First I told you our “fuckup” story (you can skip it if you want )
We have some app, that consists of about 90 repositories. We use a lot RabbitMQ for queueing as small jobs as possible (for better scalability). In past, we doesnt use any orchestrator. Each repository contains some
docker-compose.yml, that our CI server uploads to production servers and makes
docker-compose down && docker-compose up. Our production server was single baremetal server with only docker installed (everything was in container). We outsourced management of the server to our provider.
Then we decided to move everything into Kubernetes. Our provider also offers managed Kubernetes clusters, so we buy 3 baremetal servers for worker nodes, each with 64 threads and 192GB RAM. Master nodes are some VMs and everything is managed by our provider. We have just access to our Namespace. So we started moving our application to Kubernetes. Everything looked great, but few days ago, we reached some “magical point” and everything goes totally shitty. The magical point was number of Pods per node. It was the limit we didnt know about. After almost everything was moved to Kubernetes, there were about 1300 running Pods (=433 Pods per Node), which is about 4x more than recommended value of 110 Pods. We have to hotfix it by merging all Pods from Deployment into single Pod with running supervisord (it was the solution we used earlier on single-node server).
My question is: How do you deal with very large amount of small Pods?
I have a few solutions in mind, but noone is ideal for our use-case:
- merge Deployments into single Pods with supervisord
- numprocs (supervisord) = replicas (Deployment)

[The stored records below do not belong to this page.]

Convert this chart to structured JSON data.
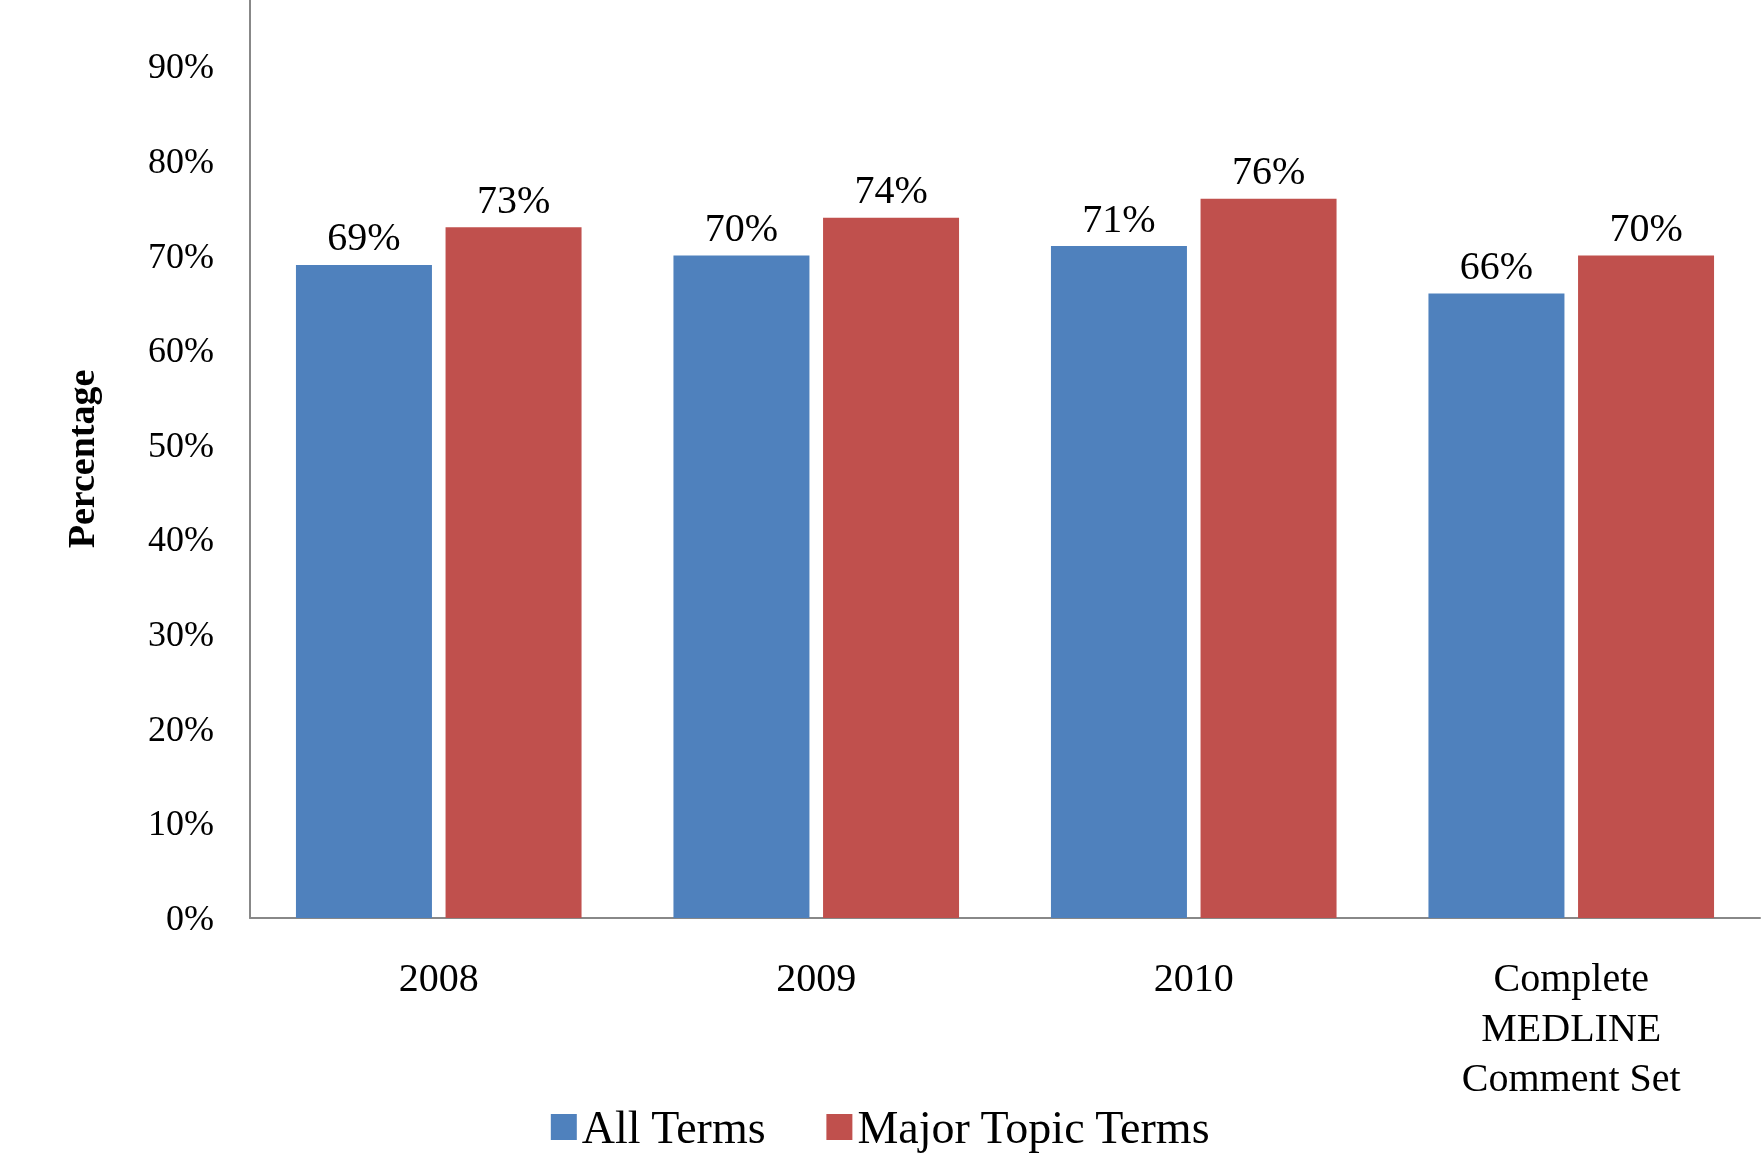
{
  "chart_data": {
    "type": "bar",
    "ylabel": "Percentage",
    "categories": [
      "2008",
      "2009",
      "2010",
      "Complete\nMEDLINE\nComment Set"
    ],
    "series": [
      {
        "name": "All Terms",
        "color": "#4f81bd",
        "values": [
          69,
          70,
          71,
          66
        ],
        "value_labels": [
          "69%",
          "70%",
          "71%",
          "66%"
        ]
      },
      {
        "name": "Major Topic Terms",
        "color": "#c0504d",
        "values": [
          73,
          74,
          76,
          70
        ],
        "value_labels": [
          "73%",
          "74%",
          "76%",
          "70%"
        ]
      }
    ],
    "ylim": [
      0,
      97
    ],
    "yticks": [
      {
        "value": 0,
        "label": "0%"
      },
      {
        "value": 10,
        "label": "10%"
      },
      {
        "value": 20,
        "label": "20%"
      },
      {
        "value": 30,
        "label": "30%"
      },
      {
        "value": 40,
        "label": "40%"
      },
      {
        "value": 50,
        "label": "50%"
      },
      {
        "value": 60,
        "label": "60%"
      },
      {
        "value": 70,
        "label": "70%"
      },
      {
        "value": 80,
        "label": "80%"
      },
      {
        "value": 90,
        "label": "90%"
      }
    ],
    "grid": false,
    "legend": "bottom"
  }
}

- merge Deployments into 3 Pods with supervisord
- numprocs (supervisord) = replicas (Deployment) / 3
- this allows us at least benefit from HighAvailibility
- merge Deployments to N Pods with supervisord
- N = for example 5, so we have 5x less Pods
- split Nodes into 4 (or more) VMs, so we dont have 3 Nodes, but 12 Nodes
Each solution has some disadvantages.
1-3) all solutions with supervisord totally kills idea of liveness/readinessProbes
1-2) This kills possibility to effectively use of Horizontal Pod Autoscaler. There is also problem, that a lot of our Deployments have only 3 replicas (fast workers on small queues)

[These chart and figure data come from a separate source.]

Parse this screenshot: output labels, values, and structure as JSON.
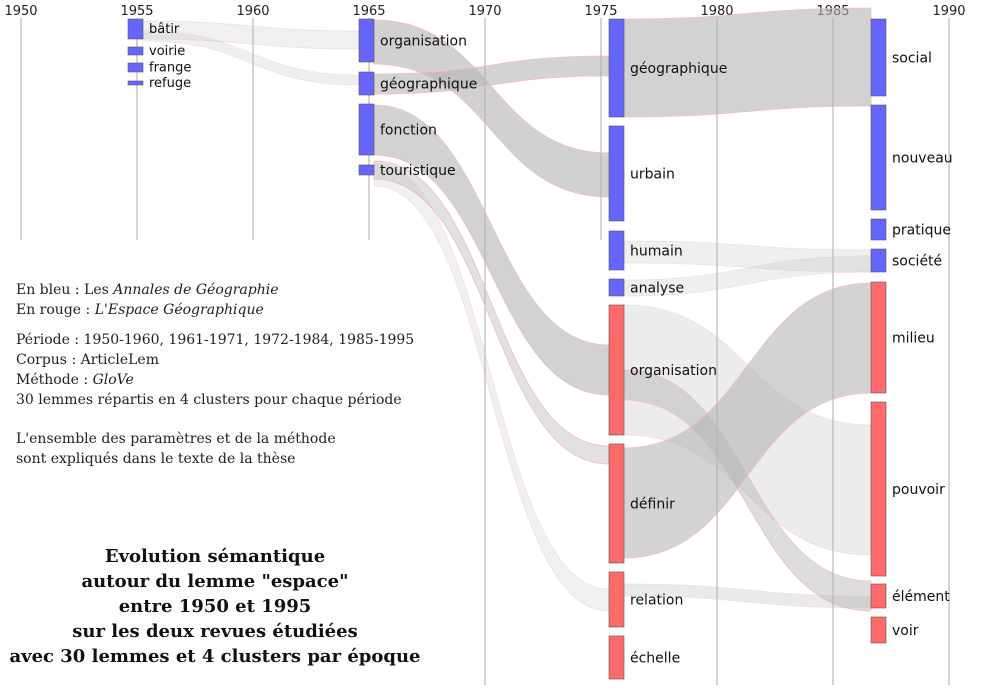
{
  "timeline": {
    "years": [
      "1950",
      "1955",
      "1960",
      "1965",
      "1970",
      "1975",
      "1980",
      "1985",
      "1990"
    ]
  },
  "colors": {
    "annales": "#6666ff",
    "espace_geographique": "#ff6b6b",
    "flow": "#b4b4b4",
    "flow_border": "#f4b8b8",
    "gridline": "#aaaaaa"
  },
  "periods": [
    {
      "id": "p1",
      "nodes": [
        {
          "id": "p1-batir",
          "label": "bâtir",
          "revue": "annales"
        },
        {
          "id": "p1-voirie",
          "label": "voirie",
          "revue": "annales"
        },
        {
          "id": "p1-frange",
          "label": "frange",
          "revue": "annales"
        },
        {
          "id": "p1-refuge",
          "label": "refuge",
          "revue": "annales"
        }
      ]
    },
    {
      "id": "p2",
      "nodes": [
        {
          "id": "p2-organisation",
          "label": "organisation",
          "revue": "annales"
        },
        {
          "id": "p2-geographique",
          "label": "géographique",
          "revue": "annales"
        },
        {
          "id": "p2-fonction",
          "label": "fonction",
          "revue": "annales"
        },
        {
          "id": "p2-touristique",
          "label": "touristique",
          "revue": "annales"
        }
      ]
    },
    {
      "id": "p3",
      "nodes": [
        {
          "id": "p3-geographique",
          "label": "géographique",
          "revue": "annales"
        },
        {
          "id": "p3-urbain",
          "label": "urbain",
          "revue": "annales"
        },
        {
          "id": "p3-humain",
          "label": "humain",
          "revue": "annales"
        },
        {
          "id": "p3-analyse",
          "label": "analyse",
          "revue": "annales"
        },
        {
          "id": "p3-organisation",
          "label": "organisation",
          "revue": "espace"
        },
        {
          "id": "p3-definir",
          "label": "définir",
          "revue": "espace"
        },
        {
          "id": "p3-relation",
          "label": "relation",
          "revue": "espace"
        },
        {
          "id": "p3-echelle",
          "label": "échelle",
          "revue": "espace"
        }
      ]
    },
    {
      "id": "p4",
      "nodes": [
        {
          "id": "p4-social",
          "label": "social",
          "revue": "annales"
        },
        {
          "id": "p4-nouveau",
          "label": "nouveau",
          "revue": "annales"
        },
        {
          "id": "p4-pratique",
          "label": "pratique",
          "revue": "annales"
        },
        {
          "id": "p4-societe",
          "label": "société",
          "revue": "annales"
        },
        {
          "id": "p4-milieu",
          "label": "milieu",
          "revue": "espace"
        },
        {
          "id": "p4-pouvoir",
          "label": "pouvoir",
          "revue": "espace"
        },
        {
          "id": "p4-element",
          "label": "élément",
          "revue": "espace"
        },
        {
          "id": "p4-voir",
          "label": "voir",
          "revue": "espace"
        }
      ]
    }
  ],
  "legend": {
    "line1_prefix": "En bleu : Les ",
    "line1_journal": "Annales de Géographie",
    "line2_prefix": "En rouge : ",
    "line2_journal": "L'Espace Géographique",
    "periode": "Période : 1950-1960, 1961-1971, 1972-1984, 1985-1995",
    "corpus": "Corpus : ArticleLem",
    "methode_prefix": "Méthode : ",
    "methode_name": "GloVe",
    "lemmes": "30 lemmes répartis en  4 clusters pour chaque période",
    "parametres_1": "L'ensemble des paramètres et de la méthode",
    "parametres_2": "sont expliqués dans le texte de la thèse"
  },
  "title": {
    "line1": "Evolution sémantique",
    "line2": "autour du lemme \"espace\"",
    "line3": "entre 1950 et 1995",
    "line4": "sur les deux revues étudiées",
    "line5": "avec 30 lemmes et 4 clusters par époque"
  }
}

3) This is little bit scalable, but still a lot of hacking
4) This is most of finantial problem, because our provider charges us for:
- managing Kubernetes
- housing of our baremetal servers
- managing the virtualization
- managing of the additional Kubernetes Node (first 5 nodes are included in “basic” management)
- if we count together the last 3 points, its more expensive than management of whole Kubernetes (which itself is not very cheap and cost-effective, but it looked, that Kubernetes has so many tech advantages, so we decided to pay for it)